Petra Schaefer’s route to becoming a school psychologist was an unusual one. After receiving a biology degree from Columbia University’s Barnard College, she went to work in experimental hematology at Albert Einstein College of Medicine. Two years later, she was recruited by a Wall Street firm to develop strategies and to work in financial futures and future options. After many years on Wall Street, she agreed to establish a branch office in Concord, New Hampshire, and then, a few years later, “retired” to stay home and raise three children.
As her children entered school, Schaefer started volunteering. She worked on a newsletter that sought to help parents bridge the worlds of school and home. She piloted an after school program, Kids with Spirit, that Governor Jeanne Shaheen awarded a citation of merit.
“Combined with other volunteer efforts around education, it seemed like I was working full time again,” Schaefer says. “I had so many ideas about how things could be better, so I decided to go back to school for my MEd. I sought advice from a close friend who is a speech and language pathologist and she indicated that if I went into special education that I could really make a difference—and never be bored!”
Schaefer called PSU’s College of Graduate Studies and talked with the late Dennise Maslakowski, then director of the MEd program. Within the week, Schaefer had enrolled. “Dennise was amazing—truly inspiring, and a real ‘get it done now’ person,” Schaefer recalls.
After earning her MEd, Schaefer was hired by Colby-Sawyer College as a learning specialist, working closely with learning disabled students. “As part of that job,” she says, “I was required to interpret psychoeducational evaluations and I decided that I needed to learn more in that area. Dennise told me that Leo Sandy was starting a school psychology certification program at Plymouth State, [so] I met with Leo, signed up, started taking classes again, and eventually completed my certification and CAGS [Certificate of Advanced Graduate Studies] at PSU.”

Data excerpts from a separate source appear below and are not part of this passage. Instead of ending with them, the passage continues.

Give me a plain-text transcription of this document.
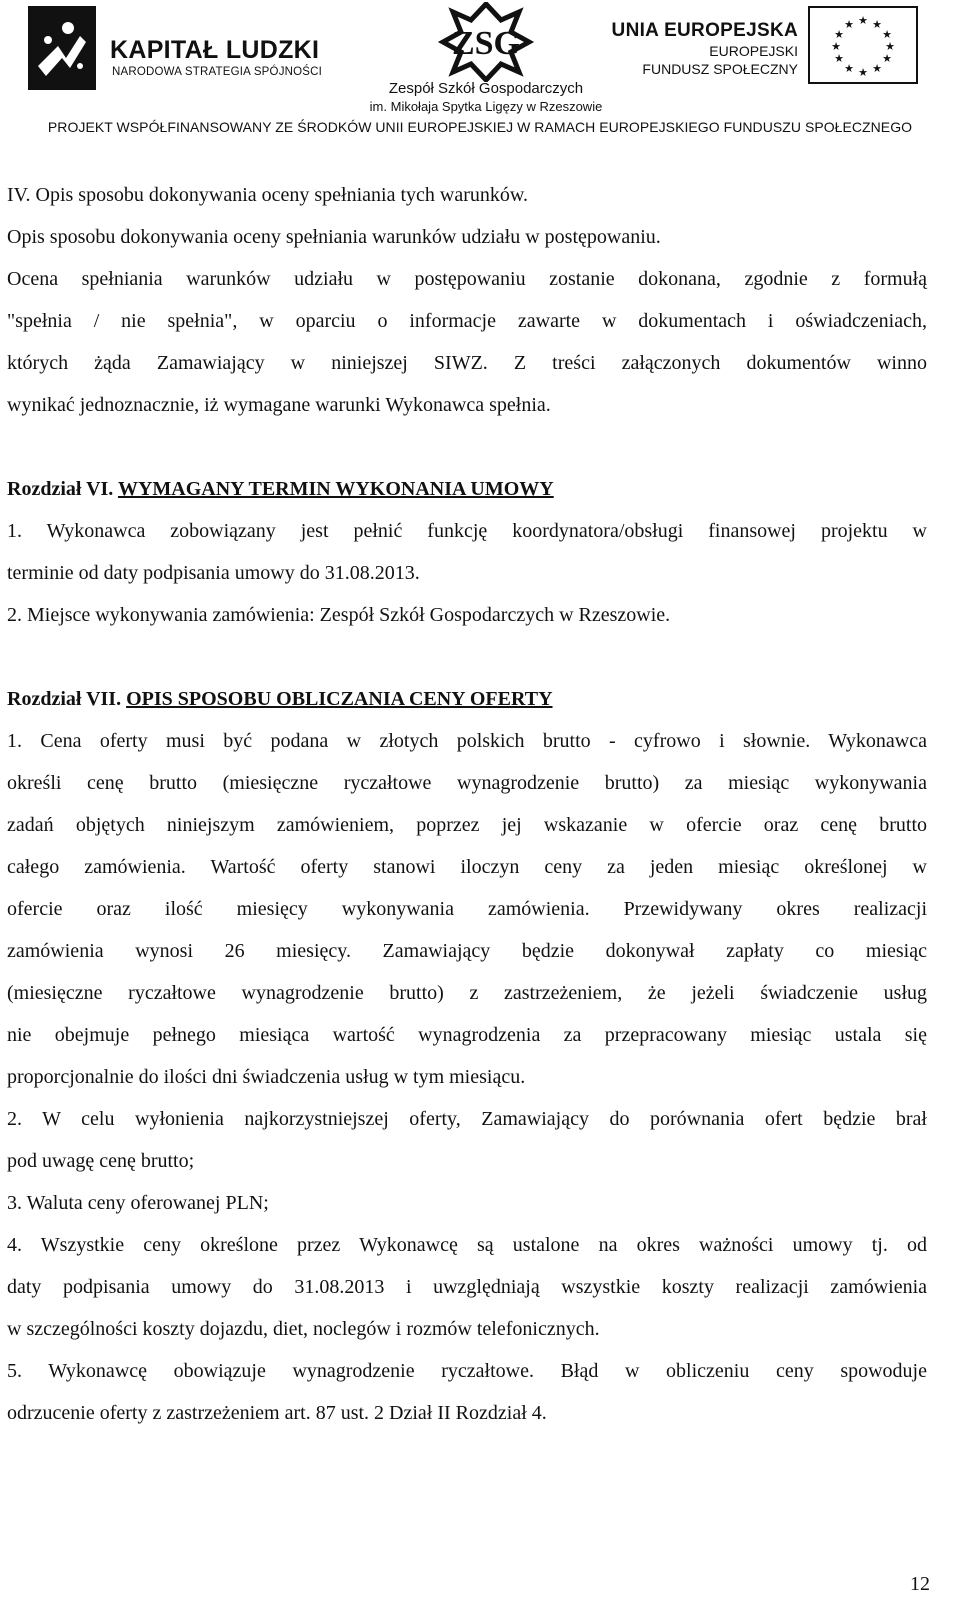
KAPITAŁ LUDZKI
NARODOWA STRATEGIA SPÓJNOŚCI
ZSG
Zespół Szkół Gospodarczych
im. Mikołaja Spytka Ligęzy w Rzeszowie
UNIA EUROPEJSKA
EUROPEJSKI
FUNDUSZ SPOŁECZNY
★ ★
★
★
★
★
★
★
★
★
★
★
PROJEKT WSPÓŁFINANSOWANY ZE ŚRODKÓW UNII EUROPEJSKIEJ W RAMACH EUROPEJSKIEGO FUNDUSZU SPOŁECZNEGO
IV. Opis sposobu dokonywania oceny spełniania tych warunków.
Opis sposobu dokonywania oceny spełniania warunków udziału w postępowaniu.
Ocena spełniania warunków udziału w postępowaniu zostanie dokonana, zgodnie z formułą
"spełnia / nie spełnia", w oparciu o informacje zawarte w dokumentach i oświadczeniach,
których żąda Zamawiający w niniejszej SIWZ. Z treści załączonych dokumentów winno
wynikać jednoznacznie, iż wymagane warunki Wykonawca spełnia.
Rozdział VI. WYMAGANY TERMIN WYKONANIA UMOWY
1. Wykonawca zobowiązany jest pełnić funkcję koordynatora/obsługi finansowej projektu w
terminie od daty podpisania umowy do 31.08.2013.
2. Miejsce wykonywania zamówienia: Zespół Szkół Gospodarczych w Rzeszowie.
Rozdział VII. OPIS SPOSOBU OBLICZANIA CENY OFERTY
1. Cena oferty musi być podana w złotych polskich brutto - cyfrowo i słownie. Wykonawca
określi cenę brutto (miesięczne ryczałtowe wynagrodzenie brutto) za miesiąc wykonywania
zadań objętych niniejszym zamówieniem, poprzez jej wskazanie w ofercie oraz cenę brutto
całego zamówienia. Wartość oferty stanowi iloczyn ceny za jeden miesiąc określonej w
ofercie oraz ilość miesięcy wykonywania zamówienia. Przewidywany okres realizacji
zamówienia wynosi 26 miesięcy. Zamawiający będzie dokonywał zapłaty co miesiąc
(miesięczne ryczałtowe wynagrodzenie brutto) z zastrzeżeniem, że jeżeli świadczenie usług
nie obejmuje pełnego miesiąca wartość wynagrodzenia za przepracowany miesiąc ustala się
proporcjonalnie do ilości dni świadczenia usług w tym miesiącu.
2. W celu wyłonienia najkorzystniejszej oferty, Zamawiający do porównania ofert będzie brał
pod uwagę cenę brutto;
3. Waluta ceny oferowanej PLN;
4. Wszystkie ceny określone przez Wykonawcę są ustalone na okres ważności umowy tj. od
daty podpisania umowy do 31.08.2013 i uwzględniają wszystkie koszty realizacji zamówienia
w szczególności koszty dojazdu, diet, noclegów i rozmów telefonicznych.
5. Wykonawcę obowiązuje wynagrodzenie ryczałtowe. Błąd w obliczeniu ceny spowoduje
odrzucenie oferty z zastrzeżeniem art. 87 ust. 2 Dział II Rozdział 4.
12
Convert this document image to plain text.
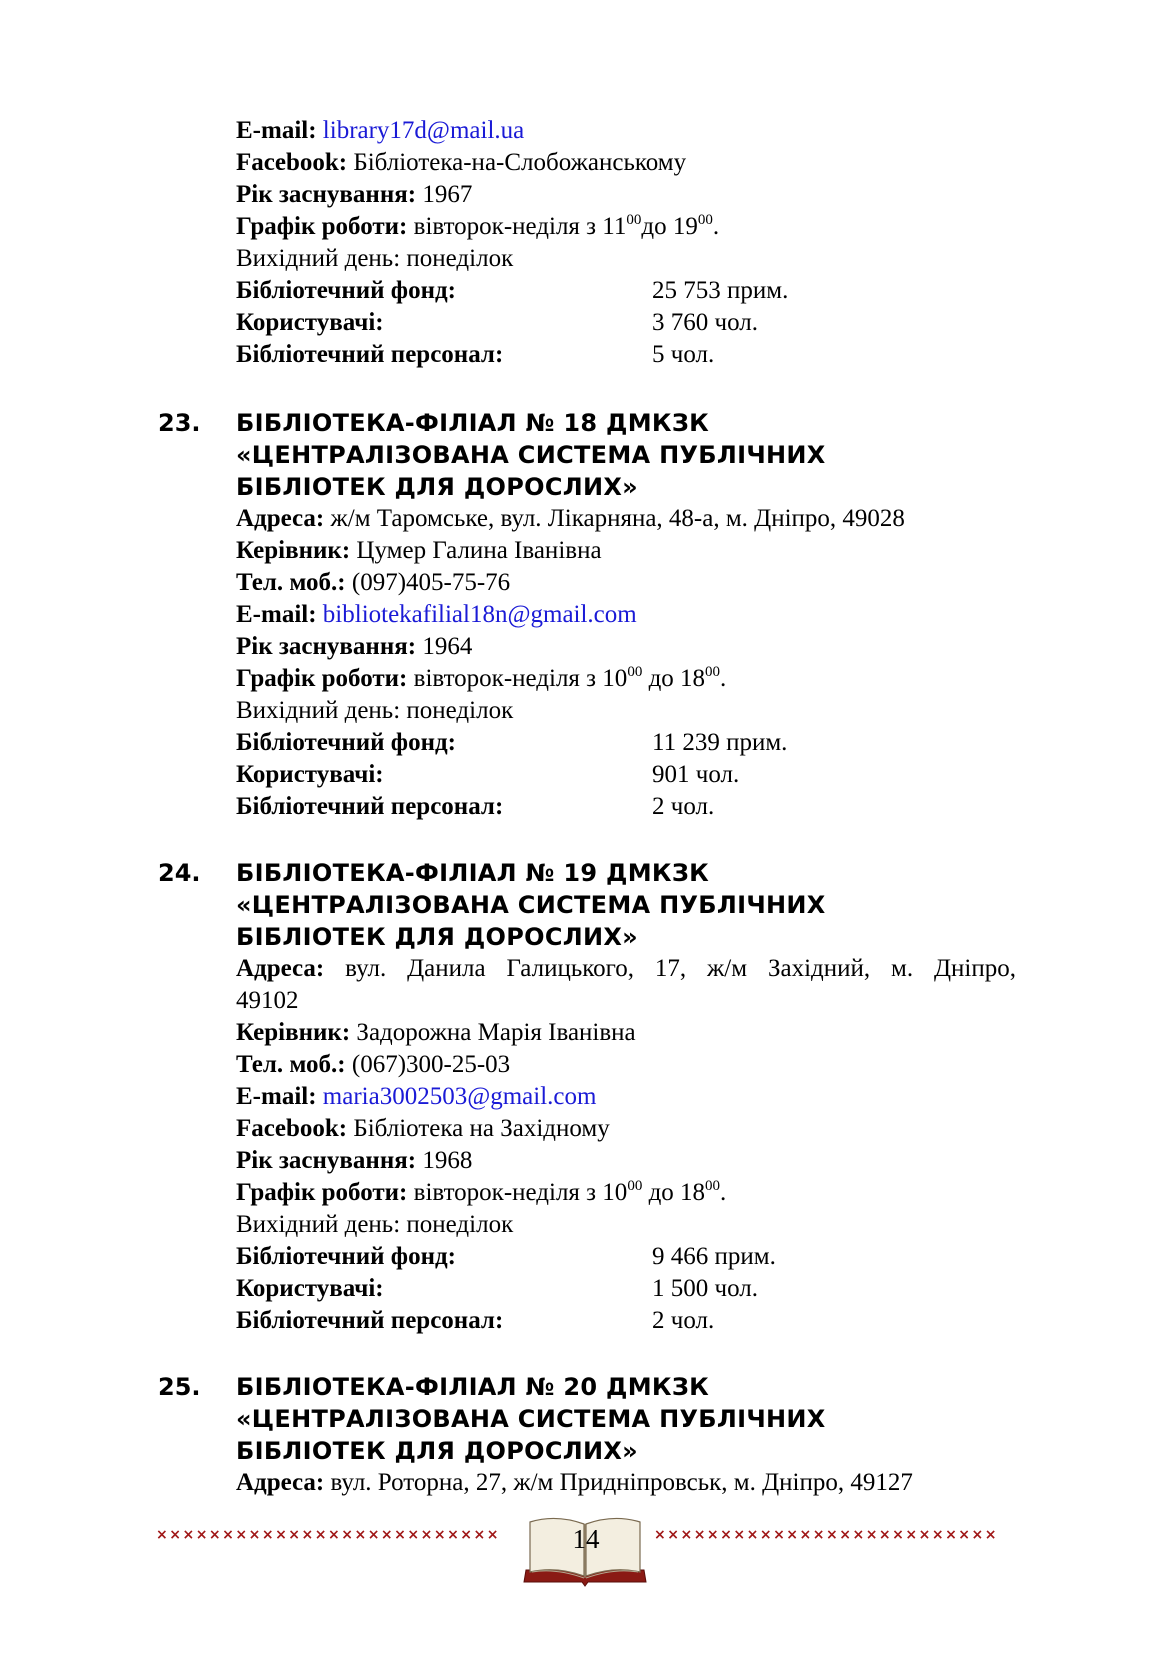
E-mail: library17d@mail.ua
Facebook: Бібліотека-на-Слобожанському
Рік заснування: 1967
Графік роботи: вівторок-неділя з $11^{00}до$ $19^{00}$.
Вихідний день: понеділок
Бібліотечний фонд:	25 753 прим.
Користувачі:	3 760 чол.
Бібліотечний персонал:	5 чол.
23. БІБЛІОТЕКА-ФІЛІАЛ № 18 ДМКЗК
«ЦЕНТРАЛІЗОВАНА СИСТЕМА ПУБЛІЧНИХ
БІБЛІОТЕК ДЛЯ ДОРОСЛИХ»
Адреса: ж/м Таромське, вул. Лікарняна, 48-а, м. Дніпро, 49028
Керівник: Цумер Галина Іванівна
Тел. моб.: (097)405-75-76
E-mail: bibliotekafilial18n@gmail.com
Рік заснування: 1964
Графік роботи: вівторок-неділя з $10^{00}$ до $18^{00}$.
Вихідний день: понеділок
Бібліотечний фонд:	11 239 прим.
Користувачі:	901 чол.
Бібліотечний персонал:	2 чол.
24. БІБЛІОТЕКА-ФІЛІАЛ № 19 ДМКЗК
«ЦЕНТРАЛІЗОВАНА СИСТЕМА ПУБЛІЧНИХ
БІБЛІОТЕК ДЛЯ ДОРОСЛИХ»
Адреса: вул. Данила Галицького, 17, ж/м Західний, м. Дніпро,
49102
Керівник: Задорожна Марія Іванівна
Тел. моб.: (067)300-25-03
E-mail: maria3002503@gmail.com
Facebook: Бібліотека на Західному
Рік заснування: 1968
Графік роботи: вівторок-неділя з $10^{00}$ до $18^{00}$.
Вихідний день: понеділок
Бібліотечний фонд:	9 466 прим.
Користувачі:	1 500 чол.
Бібліотечний персонал:	2 чол.
25. БІБЛІОТЕКА-ФІЛІАЛ № 20 ДМКЗК
«ЦЕНТРАЛІЗОВАНА СИСТЕМА ПУБЛІЧНИХ
БІБЛІОТЕК ДЛЯ ДОРОСЛИХ»
Адреса: вул. Роторна, 27, ж/м Придніпровськ, м. Дніпро, 49127
××××××××××××××××××××××××××	××××××××××××××××××××××××××
14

With her new credentials, Schaefer was hired for her current position as school psychologist at the Towle Elementary School in Newport, New Hampshire. “At first, it seemed like quite an undertaking, but I generally like to bite off more than I can chew, and then chew faster,” says Schaefer. “I love working with people, analyzing data, and crunching probabilities.”

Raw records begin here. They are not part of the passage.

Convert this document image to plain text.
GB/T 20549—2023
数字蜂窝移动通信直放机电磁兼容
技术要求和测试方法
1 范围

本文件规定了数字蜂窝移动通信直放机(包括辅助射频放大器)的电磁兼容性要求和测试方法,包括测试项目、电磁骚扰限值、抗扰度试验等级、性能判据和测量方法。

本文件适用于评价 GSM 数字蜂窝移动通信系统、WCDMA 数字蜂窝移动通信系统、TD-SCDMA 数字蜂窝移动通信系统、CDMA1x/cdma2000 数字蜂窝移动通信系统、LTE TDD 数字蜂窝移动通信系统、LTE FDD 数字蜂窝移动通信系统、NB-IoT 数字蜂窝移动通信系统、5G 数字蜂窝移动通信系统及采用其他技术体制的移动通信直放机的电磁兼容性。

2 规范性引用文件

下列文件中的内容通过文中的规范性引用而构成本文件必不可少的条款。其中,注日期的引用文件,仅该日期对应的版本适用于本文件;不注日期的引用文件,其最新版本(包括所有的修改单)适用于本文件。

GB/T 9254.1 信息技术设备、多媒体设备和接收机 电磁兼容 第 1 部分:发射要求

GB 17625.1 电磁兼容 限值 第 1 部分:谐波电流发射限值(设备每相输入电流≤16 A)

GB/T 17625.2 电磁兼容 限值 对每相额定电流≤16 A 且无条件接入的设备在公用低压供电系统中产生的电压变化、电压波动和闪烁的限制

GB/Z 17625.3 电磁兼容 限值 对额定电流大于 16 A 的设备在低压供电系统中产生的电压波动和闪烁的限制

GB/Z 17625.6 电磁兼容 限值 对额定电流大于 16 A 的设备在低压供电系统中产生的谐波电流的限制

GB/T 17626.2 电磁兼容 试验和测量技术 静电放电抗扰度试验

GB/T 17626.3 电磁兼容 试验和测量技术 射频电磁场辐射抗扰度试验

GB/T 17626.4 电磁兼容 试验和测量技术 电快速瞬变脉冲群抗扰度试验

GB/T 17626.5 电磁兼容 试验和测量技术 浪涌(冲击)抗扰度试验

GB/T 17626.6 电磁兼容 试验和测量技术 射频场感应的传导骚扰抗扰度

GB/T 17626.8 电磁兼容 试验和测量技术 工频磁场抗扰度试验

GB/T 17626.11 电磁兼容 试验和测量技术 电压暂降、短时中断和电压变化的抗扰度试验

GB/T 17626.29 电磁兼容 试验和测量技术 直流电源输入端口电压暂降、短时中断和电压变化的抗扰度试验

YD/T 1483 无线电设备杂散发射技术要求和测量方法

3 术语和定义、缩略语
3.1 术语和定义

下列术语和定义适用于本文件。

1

The link between her work on Wall Street and her work in public education lies in Schaefer’s passion for data and how it can be used to help people. “Without data,” she says, “you’re just another opinion.”

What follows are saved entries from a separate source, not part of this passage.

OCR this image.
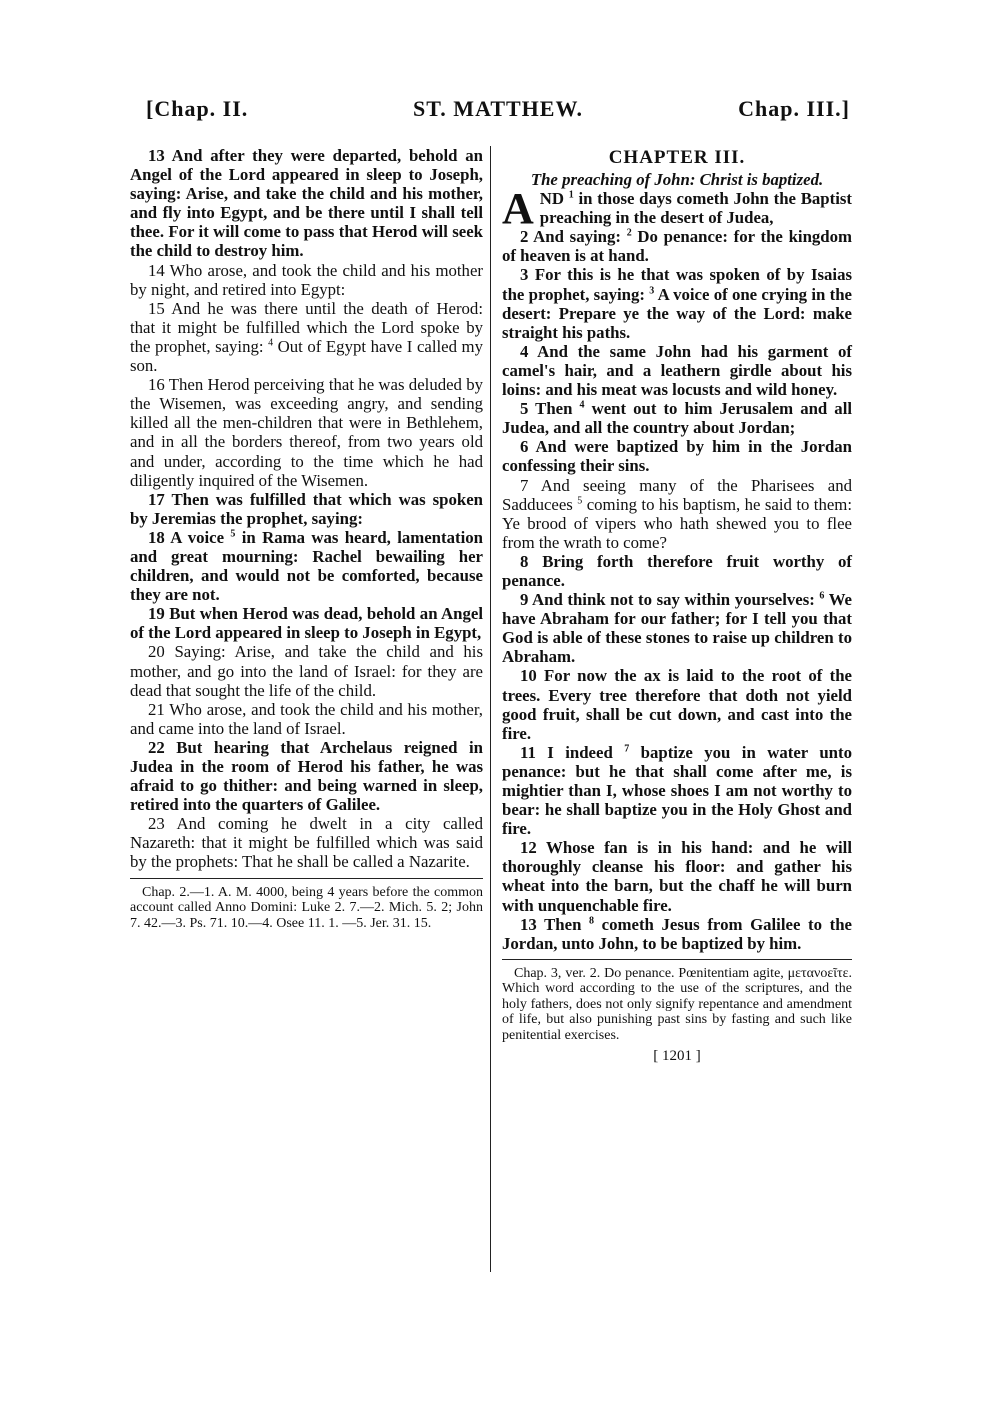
[Chap. II.	ST. MATTHEW.	Chap. III.]

13 And after they were departed, behold an Angel of the Lord appeared in sleep to Joseph, saying: Arise, and take the child and his mother, and fly into Egypt, and be there until I shall tell thee. For it will come to pass that Herod will seek the child to destroy him.

14 Who arose, and took the child and his mother by night, and retired into Egypt:

15 And he was there until the death of Herod: that it might be fulfilled which the Lord spoke by the prophet, saying: $^4$ Out of Egypt have I called my son.

16 Then Herod perceiving that he was deluded by the Wisemen, was exceeding angry, and sending killed all the men-children that were in Bethlehem, and in all the borders thereof, from two years old and under, according to the time which he had diligently inquired of the Wisemen.

17 Then was fulfilled that which was spoken by Jeremias the prophet, saying:

18 A voice $^5$ in Rama was heard, lamentation and great mourning: Rachel bewailing her children, and would not be comforted, because they are not.

19 But when Herod was dead, behold an Angel of the Lord appeared in sleep to Joseph in Egypt,

20 Saying: Arise, and take the child and his mother, and go into the land of Israel: for they are dead that sought the life of the child.

21 Who arose, and took the child and his mother, and came into the land of Israel.

22 But hearing that Archelaus reigned in Judea in the room of Herod his father, he was afraid to go thither: and being warned in sleep, retired into the quarters of Galilee.

23 And coming he dwelt in a city called Nazareth: that it might be fulfilled which was said by the prophets: That he shall be called a Nazarite.

Chap. 2.—1. A. M. 4000, being 4 years before the common account called Anno Domini: Luke 2. 7.—2. Mich. 5. 2; John 7. 42.—3. Ps. 71. 10.—4. Osee 11. 1. —5. Jer. 31. 15.

CHAPTER III.

The preaching of John: Christ is baptized.

A ND $^1$ in those days cometh John the Baptist preaching in the desert of Judea,

2 And saying: $^2$ Do penance: for the kingdom of heaven is at hand.

3 For this is he that was spoken of by Isaias the prophet, saying: $^3$ A voice of one crying in the desert: Prepare ye the way of the Lord: make straight his paths.

4 And the same John had his garment of camel's hair, and a leathern girdle about his loins: and his meat was locusts and wild honey.

5 Then $^4$ went out to him Jerusalem and all Judea, and all the country about Jordan;

6 And were baptized by him in the Jordan confessing their sins.

7 And seeing many of the Pharisees and Sadducees $^5$ coming to his baptism, he said to them: Ye brood of vipers who hath shewed you to flee from the wrath to come?

8 Bring forth therefore fruit worthy of penance.

9 And think not to say within yourselves: $^6$ We have Abraham for our father; for I tell you that God is able of these stones to raise up children to Abraham.

10 For now the ax is laid to the root of the trees. Every tree therefore that doth not yield good fruit, shall be cut down, and cast into the fire.

11 I indeed $^7$ baptize you in water unto penance: but he that shall come after me, is mightier than I, whose shoes I am not worthy to bear: he shall baptize you in the Holy Ghost and fire.

12 Whose fan is in his hand: and he will thoroughly cleanse his floor: and gather his wheat into the barn, but the chaff he will burn with unquenchable fire.

13 Then $^8$ cometh Jesus from Galilee to the Jordan, unto John, to be baptized by him.

Chap. 3, ver. 2. Do penance. Pœnitentiam agite, μετανοεῖτε. Which word according to the use of the scriptures, and the holy fathers, does not only signify repentance and amendment of life, but also punishing past sins by fasting and such like penitential exercises.

[ 1201 ]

Schaefer’s achievements at Towle Elementary School and in the Newport School District have included the adoption and implementation of the Response to Intervention method of diagnosing and responding to learning disabilities, earning the district one of five New Hampshire RESPONDS grants. Her work has included implementing numerous other programs for collecting and analyzing data about student progress and curriculum effectiveness, and it has shown great results, including positive ratings of Annual Yearly Progress from the Department of Education and the reduction of the need for special education by fifty percent. “Instead of labeling students as learning disabled, our focus now is on labeling what they have learned and what they still have to learn,” she says.
According to Schaefer, her time at Plymouth State was essential to shaping her new career. “I have always believed that higher education taught me how to think and all I had to do was to apply this thinking strategically for it to work in any setting. It’s never too late to be a lifetime learner.”
Plymouth State’s strength, she says, is its ability to provide both breadth and depth. “You touch on many things, then focus on a few. At Plymouth State, you get out of it what you put into it, and if you’re a go-getter, you can get an infinite amount of benefit from such a place.”
But for Schaefer, the greatest benefit to studying at Plymouth State was the personal connections she made with her instructors and classmates. “I left with great human resources. [My classmates] went on and pursued their interests, so now I know experts in all types of school psychology,” she says. “My relationships with the teachers and my classmates are the things I took with me, [they are] the things that really matter.”
Plymouth State University provided Schaefer with the tools and resources she needed to make a significant career change, and she has used those tools and resources to help change the lives of the students she encounters every day. Reflecting on the effect of her time at Plymouth State, Schaefer says, “You don’t know the effect by the grades, but by the work people do in the world.” –Matthew Cheney
Matthew Cheney is an adjunct faculty member in English and Women’s Studies at PSU.